Purpose of constitutional reform

The main purpose of constitutional reform is to bring Turkey closer to the rule of law. To this end, the judicial bureaucracy should be changed, and the military’s legal immunities should be removed.

How does our judiciary perform compare to the external world? The judiciary’s capabilities for administering justice and protecting fundamental rights and freedoms are quite restricted. This is also evidenced in the decisions by the European Court of Human Rights. We, as citizens, are entitled to refer a final decision given by the judicial authorities in Turkey to the European court. There are about 10,000 applications from Turkey pending at the court. In about 90 percent of the cases heard by the European court, the Turkish state was found in violation of the European Convention on Human Rights. This is to say that our courts’ verdicts are in breach of fundamental rights and freedoms and the principle of a fair trial. Our judiciary’s report card is full of failures in the face of an assessment based on universal criteria of the civilized world and the rule of law.

One of the articles of the constitutional reform package aims to remove the military’s immunities from the rule of law. In this framework, it plans to amend the article in the Constitution that was used as a justification by the Constitutional Court to cancel the legal amendment that allowed military personnel to be tried at civilian courts.

It is obvious that the military has a corporate reflex for meddling with the judiciary. But, this is now seen as an institutional weakness. Our chief of General Staff has been delivering judgments about an ongoing major trial as if he were both a judge and a prosecutor. He evaluates the evidence. He issues his verdict. He acquits the defendants. He hurls threats at those who are not convinced by this show. He publicly interferes with the judiciary. Can this military be an advanced institution of a civilized country? Can a country where the commander of a strong military openly violates the law and issues instructions to the judiciary be transformed into a contemporary country?

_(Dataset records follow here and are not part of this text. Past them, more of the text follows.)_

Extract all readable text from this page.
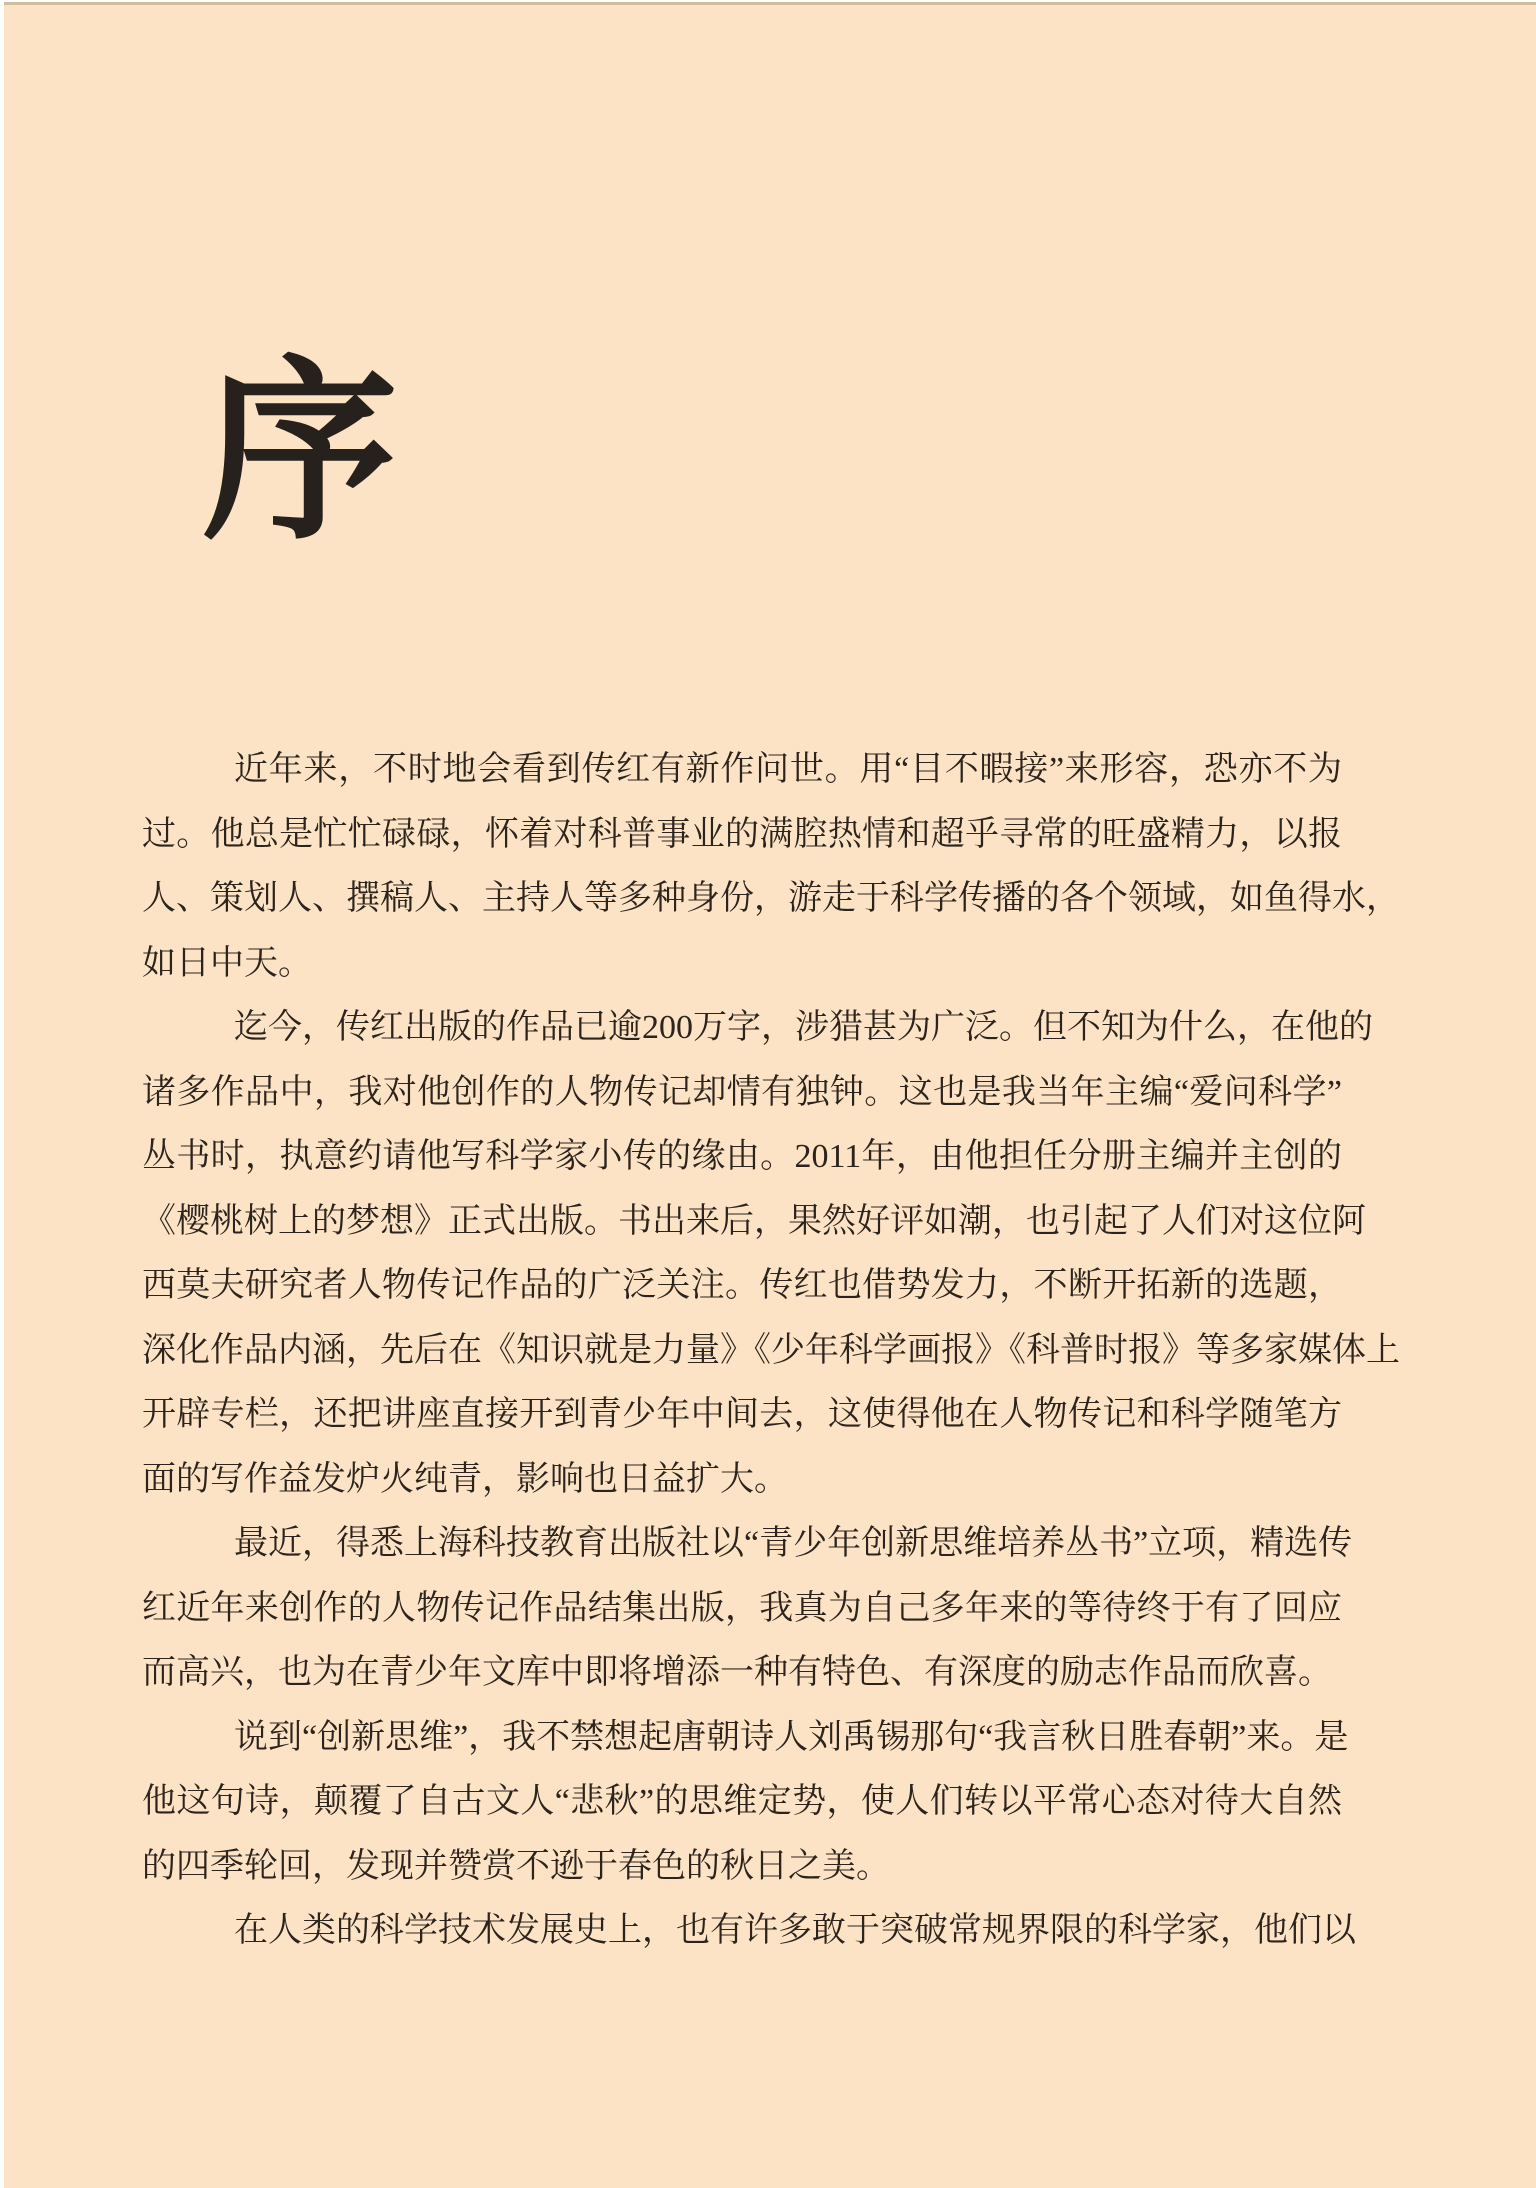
序
近年来，不时地会看到传红有新作问世。用“目不暇接”来形容，恐亦不为
过。他总是忙忙碌碌，怀着对科普事业的满腔热情和超乎寻常的旺盛精力，以报
人、策划人、撰稿人、主持人等多种身份，游走于科学传播的各个领域，如鱼得水，
如日中天。
迄今，传红出版的作品已逾200万字，涉猎甚为广泛。但不知为什么，在他的
诸多作品中，我对他创作的人物传记却情有独钟。这也是我当年主编“爱问科学”
丛书时，执意约请他写科学家小传的缘由。2011年，由他担任分册主编并主创的
《樱桃树上的梦想》正式出版。书出来后，果然好评如潮，也引起了人们对这位阿
西莫夫研究者人物传记作品的广泛关注。传红也借势发力，不断开拓新的选题，
深化作品内涵，先后在《知识就是力量》《少年科学画报》《科普时报》等多家媒体上
开辟专栏，还把讲座直接开到青少年中间去，这使得他在人物传记和科学随笔方
面的写作益发炉火纯青，影响也日益扩大。
最近，得悉上海科技教育出版社以“青少年创新思维培养丛书”立项，精选传
红近年来创作的人物传记作品结集出版，我真为自己多年来的等待终于有了回应
而高兴，也为在青少年文库中即将增添一种有特色、有深度的励志作品而欣喜。
说到“创新思维”，我不禁想起唐朝诗人刘禹锡那句“我言秋日胜春朝”来。是
他这句诗，颠覆了自古文人“悲秋”的思维定势，使人们转以平常心态对待大自然
的四季轮回，发现并赞赏不逊于春色的秋日之美。
在人类的科学技术发展史上，也有许多敢于突破常规界限的科学家，他们以
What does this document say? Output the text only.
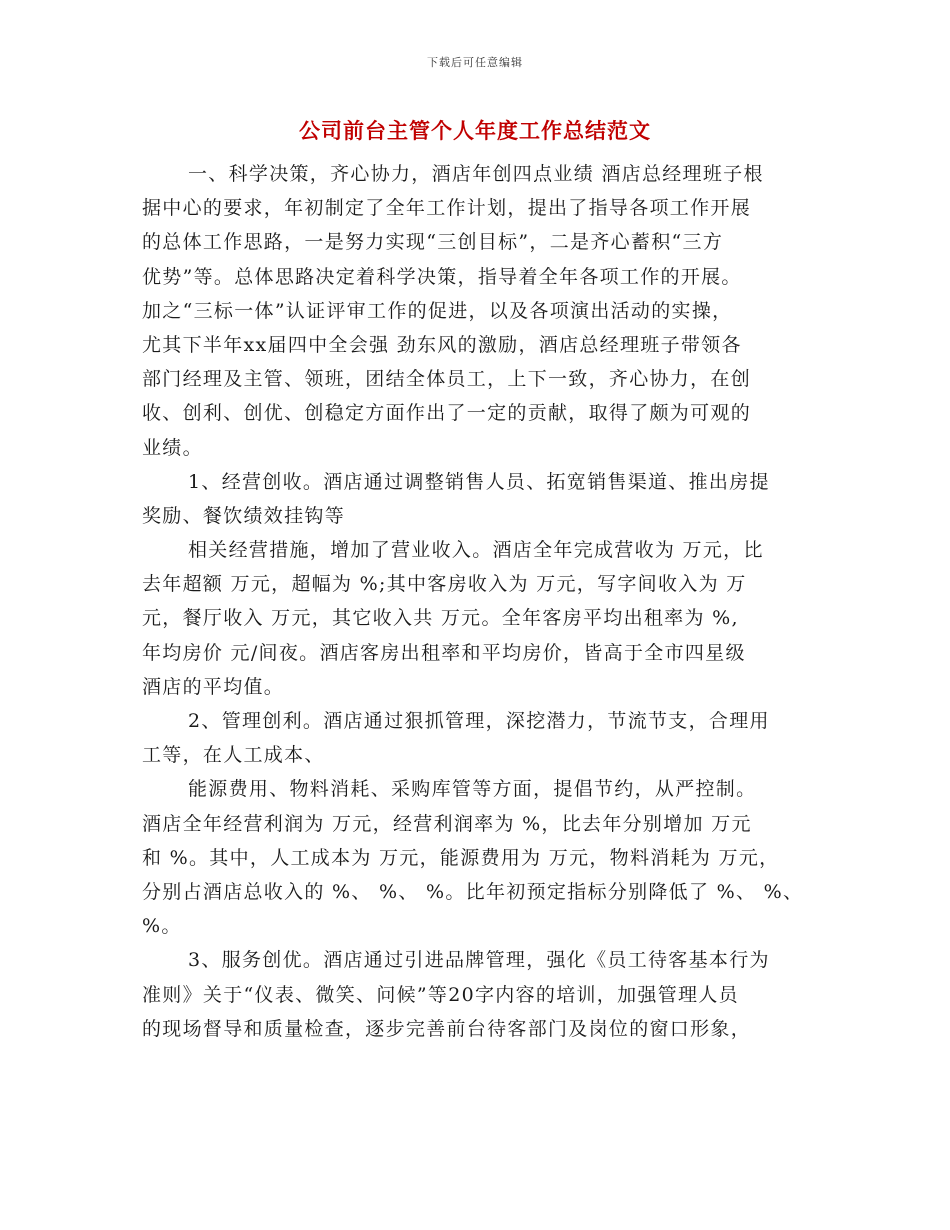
下载后可任意编辑
公司前台主管个人年度工作总结范文
一、科学决策，齐心协力，酒店年创四点业绩 酒店总经理班子根
据中心的要求，年初制定了全年工作计划，提出了指导各项工作开展
的总体工作思路，一是努力实现“三创目标”，二是齐心蓄积“三方
优势”等。总体思路决定着科学决策，指导着全年各项工作的开展。
加之“三标一体”认证评审工作的促进，以及各项演出活动的实操，
尤其下半年xx届四中全会强 劲东风的激励，酒店总经理班子带领各
部门经理及主管、领班，团结全体员工，上下一致，齐心协力，在创
收、创利、创优、创稳定方面作出了一定的贡献，取得了颇为可观的
业绩。
1、经营创收。酒店通过调整销售人员、拓宽销售渠道、推出房提
奖励、餐饮绩效挂钩等
相关经营措施，增加了营业收入。酒店全年完成营收为 万元，比
去年超额 万元，超幅为 %;其中客房收入为 万元，写字间收入为 万
元，餐厅收入 万元，其它收入共 万元。全年客房平均出租率为 %,
年均房价 元/间夜。酒店客房出租率和平均房价，皆高于全市四星级
酒店的平均值。
2、管理创利。酒店通过狠抓管理，深挖潜力，节流节支，合理用
工等，在人工成本、
能源费用、物料消耗、采购库管等方面，提倡节约，从严控制。
酒店全年经营利润为 万元，经营利润率为 %，比去年分别增加 万元
和 %。其中，人工成本为 万元，能源费用为 万元，物料消耗为 万元，
分别占酒店总收入的 %、 %、 %。比年初预定指标分别降低了 %、 %、
%。
3、服务创优。酒店通过引进品牌管理，强化《员工待客基本行为
准则》关于“仪表、微笑、问候”等20字内容的培训，加强管理人员
的现场督导和质量检查，逐步完善前台待客部门及岗位的窗口形象，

A constitutional amendment that would allow the trial of military personnel by civilian courts will make things easier for judges and prosecutors who work to uphold the rule of law. This will ensure the supremacy of law over weaponry. Upholding the rule of law over weapon-based power will be a tremendous step forward for Turkey.

Turkey is an ambitious country. Its entrepreneurial power is not limited, and it can penetrate into every market with its competitiveness. Its intellectual and academic skills are earning success beyond its borders. It has a young, dynamic population with big dreams. It is growing stronger with a foreign policy that is like a big magnet attracting regional countries and offering hope to everyone. But it also has an armed force that does not abide by the law and a judiciary that cannot administer justice. Democracy gives us tools to rectify these two institutions. The government is moving to undertake reforms that will bring the military under legal review and render the judiciary impartial using these tools.